Abstract: The law of Markov processes indexed by time (the real line) take a simple form when expressed in terms of the action of the associated semigroup. The generalization of this question to the case when the process is indexed by higher dimensional manifolds is more intricate and this question is particularly relevant in the study of quantum field theories. A general proposal was formalized by G. Segal in the eighties in this direction. Yet, concrete examples of QFTs where the Segal axioms are indeed valid are extremely limited (beyond trivial cases). We treat here the case of a specific Conformal Field Theory (CFT), called the Liouville theory which is a probabilistic model of 2D random surfaces. The outcome is the validity of the conformal bootstrap, i.e. a bridge between probability and representation theory: correlation functions are expressed in terms of (universal) holomorphic functions of the moduli parameters of the Riemann surface, called conformal blocks which have a strong representation theoretical content, and the structure constants of the CFT, here the DOZZ formula. Conformal bootstrap was conjectured in physics in the eighties to be the universal structure of CFTs and Liouville theory is perhaps the first non trivial example where it can be shown to hold mathematically. This talk will be introductory to these topics.

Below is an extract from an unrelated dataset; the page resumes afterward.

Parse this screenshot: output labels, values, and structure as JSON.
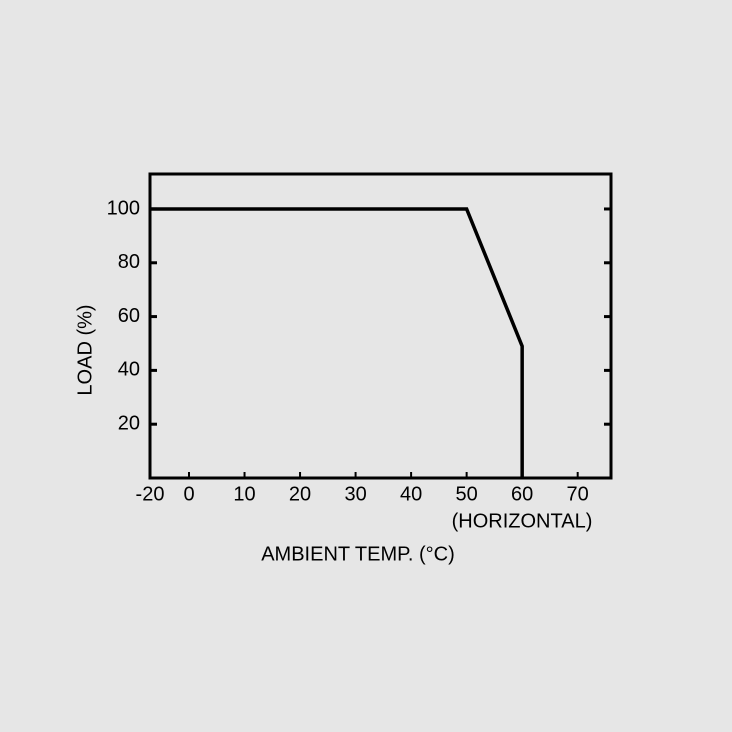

Gigliola STAFFILANI (video)

Discussion by Chenjie FAN

Title: On almost sure well-posedness for certain dispersive PDE

Abstract: In this talk we summarize some of the many almost sure well-posedness results proved in recent years for dispersive equations. This study goes back to the work of Bourgain on invariant Gibbs measures and continued with the applications and evolution of his original ideas to address the question of local and global well-posedness for equations that are in a sense “supercritical”. If time permits we will also present some results for stochastic NLS equations, a direction of research started by de Bouard and Debussche.

Armen SHIRIKYAN (video)

Discussion by Leonardo TOLOMEO

Title: Mixing for PDEs with degenerate noise: an overview and open problems

Abstract: We discuss some results about uniqueness and stability of a stationary measure for randomly forced PDEs arising in fluid dynamics. Two different scenarios expressed in terms of controllability properties of the associated deterministic problem will be presented. We show, in particular, how they influence the choice of admissible random forces. We also formulate some open problems in the field.

Lorenzo ZAMBOTTI (video, slides)

Discussion by Carlo BELLINGERI

Title: Weighted norms and a priori estimates for rough paths

Abstract: We introduce weighted norms on controlled paths and prove some a priori estimates for solutions to rough differential equations. This method seems particularly effective to handle equations with Lipschitz but unbounded non-linearities. Joint work with F. Caravenna and M. Gubinelli.